An isolated case of polydactyly is not a harmful condition and poses no risk to the physical health of an individual. Therefore the only treatment available is surgery and is done mainly for cosmetic reasons.

The patient described was diagnosed histologically; a shave biopsy was done to remove one of the papules, and the accessory digit were simply treated with shave excisions.

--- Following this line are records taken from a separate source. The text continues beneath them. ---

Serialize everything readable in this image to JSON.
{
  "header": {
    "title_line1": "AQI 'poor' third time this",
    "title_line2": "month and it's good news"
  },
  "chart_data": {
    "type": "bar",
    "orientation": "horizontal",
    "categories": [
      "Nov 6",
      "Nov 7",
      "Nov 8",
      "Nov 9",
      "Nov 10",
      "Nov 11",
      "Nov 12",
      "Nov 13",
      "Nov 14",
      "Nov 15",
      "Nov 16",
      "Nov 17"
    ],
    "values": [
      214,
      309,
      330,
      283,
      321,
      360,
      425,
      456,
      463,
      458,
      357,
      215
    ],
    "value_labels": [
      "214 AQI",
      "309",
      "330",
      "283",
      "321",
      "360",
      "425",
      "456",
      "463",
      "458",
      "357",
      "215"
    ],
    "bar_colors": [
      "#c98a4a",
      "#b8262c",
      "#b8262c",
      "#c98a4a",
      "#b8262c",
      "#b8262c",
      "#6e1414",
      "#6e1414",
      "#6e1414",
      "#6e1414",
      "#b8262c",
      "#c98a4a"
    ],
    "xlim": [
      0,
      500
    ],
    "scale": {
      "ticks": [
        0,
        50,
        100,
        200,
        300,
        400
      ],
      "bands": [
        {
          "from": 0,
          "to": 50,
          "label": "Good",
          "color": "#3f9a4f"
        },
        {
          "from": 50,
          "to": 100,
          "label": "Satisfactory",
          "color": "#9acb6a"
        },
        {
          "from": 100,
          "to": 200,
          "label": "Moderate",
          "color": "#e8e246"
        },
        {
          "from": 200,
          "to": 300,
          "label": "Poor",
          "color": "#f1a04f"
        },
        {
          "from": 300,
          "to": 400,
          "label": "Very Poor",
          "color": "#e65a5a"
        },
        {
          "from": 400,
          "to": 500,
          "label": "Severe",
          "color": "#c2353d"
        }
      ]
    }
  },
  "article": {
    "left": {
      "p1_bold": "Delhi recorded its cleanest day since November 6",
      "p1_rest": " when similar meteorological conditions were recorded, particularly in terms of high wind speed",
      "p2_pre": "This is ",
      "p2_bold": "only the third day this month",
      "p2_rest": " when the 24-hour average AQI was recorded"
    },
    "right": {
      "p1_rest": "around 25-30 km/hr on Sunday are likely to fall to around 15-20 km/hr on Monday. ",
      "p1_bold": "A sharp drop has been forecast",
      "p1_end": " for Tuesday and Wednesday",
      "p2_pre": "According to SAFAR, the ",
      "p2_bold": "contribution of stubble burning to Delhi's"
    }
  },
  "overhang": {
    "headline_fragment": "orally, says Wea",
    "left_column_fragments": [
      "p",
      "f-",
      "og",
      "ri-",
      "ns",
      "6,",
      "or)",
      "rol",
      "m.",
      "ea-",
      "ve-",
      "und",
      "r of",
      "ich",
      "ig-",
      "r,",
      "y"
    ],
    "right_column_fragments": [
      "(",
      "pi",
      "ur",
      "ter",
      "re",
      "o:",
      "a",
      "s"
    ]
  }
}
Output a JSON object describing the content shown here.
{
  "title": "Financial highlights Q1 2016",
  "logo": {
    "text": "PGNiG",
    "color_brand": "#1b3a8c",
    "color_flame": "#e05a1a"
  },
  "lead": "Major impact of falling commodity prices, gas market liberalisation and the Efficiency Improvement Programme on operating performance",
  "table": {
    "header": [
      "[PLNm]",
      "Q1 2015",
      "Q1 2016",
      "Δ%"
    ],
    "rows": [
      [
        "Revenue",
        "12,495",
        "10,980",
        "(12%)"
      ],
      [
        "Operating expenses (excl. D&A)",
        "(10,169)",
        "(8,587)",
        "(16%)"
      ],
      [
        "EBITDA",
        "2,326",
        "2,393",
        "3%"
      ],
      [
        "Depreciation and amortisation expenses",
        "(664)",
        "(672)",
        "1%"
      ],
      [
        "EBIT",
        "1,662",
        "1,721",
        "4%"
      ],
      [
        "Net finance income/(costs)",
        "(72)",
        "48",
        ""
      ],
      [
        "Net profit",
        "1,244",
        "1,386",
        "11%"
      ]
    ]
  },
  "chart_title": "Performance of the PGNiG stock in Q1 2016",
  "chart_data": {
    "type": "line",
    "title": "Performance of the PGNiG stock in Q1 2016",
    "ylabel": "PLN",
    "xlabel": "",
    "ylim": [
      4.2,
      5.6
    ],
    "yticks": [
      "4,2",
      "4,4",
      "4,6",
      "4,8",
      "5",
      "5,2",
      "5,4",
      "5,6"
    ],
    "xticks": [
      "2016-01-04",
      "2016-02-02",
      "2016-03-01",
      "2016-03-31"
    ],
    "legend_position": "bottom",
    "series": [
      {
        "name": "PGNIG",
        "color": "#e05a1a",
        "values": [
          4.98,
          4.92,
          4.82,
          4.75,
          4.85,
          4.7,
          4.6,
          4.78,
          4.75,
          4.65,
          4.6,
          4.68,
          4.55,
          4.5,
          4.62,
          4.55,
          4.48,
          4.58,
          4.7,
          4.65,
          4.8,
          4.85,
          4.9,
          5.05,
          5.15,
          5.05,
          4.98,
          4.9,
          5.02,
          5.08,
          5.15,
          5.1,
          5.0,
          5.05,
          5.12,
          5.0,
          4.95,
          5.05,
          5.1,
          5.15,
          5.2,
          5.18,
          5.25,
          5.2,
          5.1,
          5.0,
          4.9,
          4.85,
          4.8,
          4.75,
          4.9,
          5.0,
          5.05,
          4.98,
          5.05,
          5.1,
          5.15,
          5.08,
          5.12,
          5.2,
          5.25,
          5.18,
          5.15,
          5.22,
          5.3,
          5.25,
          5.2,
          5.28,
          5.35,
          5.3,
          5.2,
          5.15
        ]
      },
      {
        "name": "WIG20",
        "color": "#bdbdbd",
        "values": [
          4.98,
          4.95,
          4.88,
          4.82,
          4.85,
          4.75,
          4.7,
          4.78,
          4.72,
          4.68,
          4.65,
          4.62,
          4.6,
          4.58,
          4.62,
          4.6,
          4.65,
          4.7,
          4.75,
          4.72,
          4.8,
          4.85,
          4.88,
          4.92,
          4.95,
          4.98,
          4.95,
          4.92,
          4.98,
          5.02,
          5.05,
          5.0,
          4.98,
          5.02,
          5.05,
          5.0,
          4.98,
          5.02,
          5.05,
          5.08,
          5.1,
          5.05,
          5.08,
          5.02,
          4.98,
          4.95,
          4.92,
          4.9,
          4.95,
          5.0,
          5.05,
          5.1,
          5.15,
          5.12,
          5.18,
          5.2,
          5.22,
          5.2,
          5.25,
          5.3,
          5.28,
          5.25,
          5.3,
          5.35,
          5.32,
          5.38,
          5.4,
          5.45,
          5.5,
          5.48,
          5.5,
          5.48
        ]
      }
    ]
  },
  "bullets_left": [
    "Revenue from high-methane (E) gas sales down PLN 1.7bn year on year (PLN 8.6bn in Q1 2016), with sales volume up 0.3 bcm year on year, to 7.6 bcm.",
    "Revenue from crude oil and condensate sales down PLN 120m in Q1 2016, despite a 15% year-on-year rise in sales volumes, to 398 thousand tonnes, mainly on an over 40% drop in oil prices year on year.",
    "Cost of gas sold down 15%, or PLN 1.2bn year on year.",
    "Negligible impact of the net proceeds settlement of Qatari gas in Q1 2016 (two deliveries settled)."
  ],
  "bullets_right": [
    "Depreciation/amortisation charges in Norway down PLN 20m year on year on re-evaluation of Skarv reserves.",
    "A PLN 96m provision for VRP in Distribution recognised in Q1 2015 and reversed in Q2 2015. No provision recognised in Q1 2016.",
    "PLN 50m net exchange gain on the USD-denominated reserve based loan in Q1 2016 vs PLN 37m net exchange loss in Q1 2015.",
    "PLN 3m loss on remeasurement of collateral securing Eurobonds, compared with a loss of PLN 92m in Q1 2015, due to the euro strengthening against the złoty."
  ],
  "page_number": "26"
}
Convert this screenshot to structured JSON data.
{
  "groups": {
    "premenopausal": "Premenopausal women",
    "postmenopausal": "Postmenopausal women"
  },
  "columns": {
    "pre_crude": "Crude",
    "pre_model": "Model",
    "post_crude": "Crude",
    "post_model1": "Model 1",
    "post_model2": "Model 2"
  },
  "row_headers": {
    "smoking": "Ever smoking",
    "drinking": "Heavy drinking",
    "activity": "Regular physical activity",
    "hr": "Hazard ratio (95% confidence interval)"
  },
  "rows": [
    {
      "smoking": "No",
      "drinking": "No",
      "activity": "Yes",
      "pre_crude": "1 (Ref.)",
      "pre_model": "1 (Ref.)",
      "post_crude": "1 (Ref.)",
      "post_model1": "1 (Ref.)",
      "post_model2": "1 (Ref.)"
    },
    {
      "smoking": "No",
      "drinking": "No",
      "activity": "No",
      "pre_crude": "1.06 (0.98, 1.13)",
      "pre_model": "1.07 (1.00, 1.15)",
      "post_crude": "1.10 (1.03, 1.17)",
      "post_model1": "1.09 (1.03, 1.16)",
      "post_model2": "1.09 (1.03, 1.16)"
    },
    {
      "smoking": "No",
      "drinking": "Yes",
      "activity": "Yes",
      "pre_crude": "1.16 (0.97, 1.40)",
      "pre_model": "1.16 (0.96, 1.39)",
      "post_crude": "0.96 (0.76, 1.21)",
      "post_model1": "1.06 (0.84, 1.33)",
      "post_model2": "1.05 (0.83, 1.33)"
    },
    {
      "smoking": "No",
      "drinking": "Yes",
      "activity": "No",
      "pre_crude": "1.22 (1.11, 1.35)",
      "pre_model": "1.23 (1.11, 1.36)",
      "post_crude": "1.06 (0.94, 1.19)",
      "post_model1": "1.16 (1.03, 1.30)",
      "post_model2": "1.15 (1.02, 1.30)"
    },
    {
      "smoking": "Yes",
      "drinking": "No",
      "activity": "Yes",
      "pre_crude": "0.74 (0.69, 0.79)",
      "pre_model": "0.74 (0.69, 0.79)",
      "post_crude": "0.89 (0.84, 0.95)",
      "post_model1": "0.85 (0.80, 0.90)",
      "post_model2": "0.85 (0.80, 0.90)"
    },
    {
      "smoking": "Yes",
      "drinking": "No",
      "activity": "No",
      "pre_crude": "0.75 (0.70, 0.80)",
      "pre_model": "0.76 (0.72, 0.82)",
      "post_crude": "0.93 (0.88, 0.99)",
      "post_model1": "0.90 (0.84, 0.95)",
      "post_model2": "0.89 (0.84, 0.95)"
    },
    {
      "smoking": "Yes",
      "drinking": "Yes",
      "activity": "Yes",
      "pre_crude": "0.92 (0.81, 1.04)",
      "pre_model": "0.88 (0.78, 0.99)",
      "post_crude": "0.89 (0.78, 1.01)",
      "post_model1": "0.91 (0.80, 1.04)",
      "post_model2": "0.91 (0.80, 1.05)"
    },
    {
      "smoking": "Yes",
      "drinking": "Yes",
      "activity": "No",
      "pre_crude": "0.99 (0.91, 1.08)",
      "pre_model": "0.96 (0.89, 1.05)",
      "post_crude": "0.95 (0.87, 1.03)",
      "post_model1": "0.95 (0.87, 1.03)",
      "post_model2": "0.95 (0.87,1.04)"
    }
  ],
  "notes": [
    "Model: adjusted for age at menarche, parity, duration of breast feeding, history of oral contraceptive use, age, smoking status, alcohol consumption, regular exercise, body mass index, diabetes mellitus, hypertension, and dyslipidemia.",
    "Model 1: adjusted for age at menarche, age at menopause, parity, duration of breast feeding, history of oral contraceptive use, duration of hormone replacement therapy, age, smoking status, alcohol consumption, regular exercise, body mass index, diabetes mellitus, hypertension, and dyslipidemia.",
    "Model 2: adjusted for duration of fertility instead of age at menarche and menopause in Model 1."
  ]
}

The standard surgical procedure for treatment of postaxial polydactyly is suture ligation at the base of the accessory digit. This procedure is simple; however, many post-surgical patients develop rudimentary polydactyly, which would warrant a second surgical excision.11

Aiming to decrease the frequency of post-surgical rudimentary polydactyly formation, Leber and Gosain proposed a new surgical procedure involving the high transection of the accessory digital nerve. The underlying principle of this procedure is never to cut, ligate, or burn a nerve at the skin level. Doing so would cause the axon to regenerate in an unorganized manner. This technique requires general anesthesia and begins with an elliptical incision along the long axis of the accessory digit. The accessory digital nerve would then be dissected free from its surrounding tissue and cut, dividing the accessory digital nerve into a proximal portion and a distal portion. The proximal portion would then be retracted into the bed of healthy soft tissue. A follow-up of patients from 2 to 6 years gave excellent results. Although it is still possible for neuromas to develop more than 6 years post-surgery, development is highly unlikely because nerve regeneration usually occurs within the first year after injury.

Polydactyly, when associated with other syndromes, is more complicated. Simple surgical treatment does not completely heal the individual. Lab tests and physical examinations need to be done to determine the syndromes that the polydactyly phenotype is associated with and to treat it accordingly via multidisciplinary approach.